Physician Assistant and Nurse Practitioner Malpractice Trends

Physician Assistant and Nurse Practitioner Malpractice Trend Article

Nurse Practitioner (NPs) and Physician’s Assistant (PAs) education programs were established in 1965 due to a new need. Today these fields have grown to represent 1/5 of the healthcare workforce. Both NPs and PAs hold an active state license to provide healthcare and prescribe medication. They are able to provide primary and specialty healthcare and are seen in nearly all medical fields. This is in contrast to the evident shortage of physicians. This demand and the widening integration of PAs and nurses brings new questions of the quality of the care provided by these fields. A study was composed from 2005-2014 by the National Practitioner Data Base seeking  malpractice trends of PAs, NPs, and physicians. The article defines malpractice as any “acts of negligence or incompetence on the part of a professional.” The results showed that physicians had more malpractice reports (2.9%) than PAs (2.2%).

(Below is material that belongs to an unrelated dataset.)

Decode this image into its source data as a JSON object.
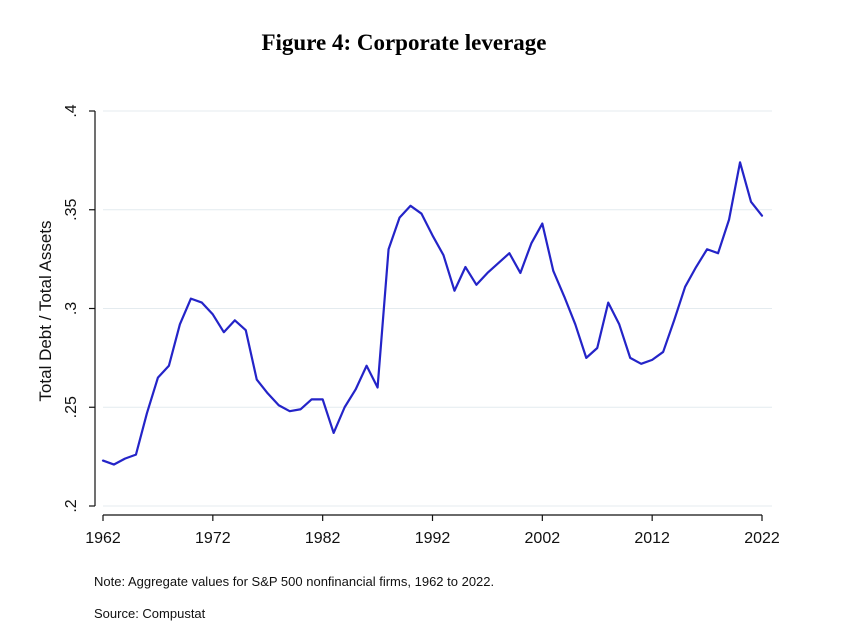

Perhaps I could use this information to talk about how physicians assistants are needed ?????




5 Comments Add yours

  1. kateschroeder12 says:

    This looks like a very reliable source. Why are there a lack physicians nowadays? And maybe you could use this to talk about why physician’s are more prone to malpractice trends than PA’s are.


  2. craigmeg18 says:

    The source looks trustworthy and seems to be helpful. I wonder how often the assistants malpractice and if that could impact the care given to patients? I would use this information to look more in depth of why they are getting malpractice and how long has this been happening? Overall, this source can be useful to those who are wanting to go into the health field and help them realize what is happening in this field with assistants.


  3. davidiscool11 says:

    I agree with the others! Maybe look into how physicians were educated and if that has any correlation to malpractice throughout the field.


  4. The whole malpractice angle could open things up in a million directions. Also, what are the pros/cons of going into NP and PA vs. being a doctor? Time? Money?


  5. whitbeckjacob says:

    This looks like a great source. I feel like no matter what PA’s will always be needed, whether it helps with malpractice issues or not. Why are physicians more prone to malpractice than PA’s? That feels a little…backwards..? Anyway, maybe you could research on why that happens or what PA’s are doing right that physicians aren’t.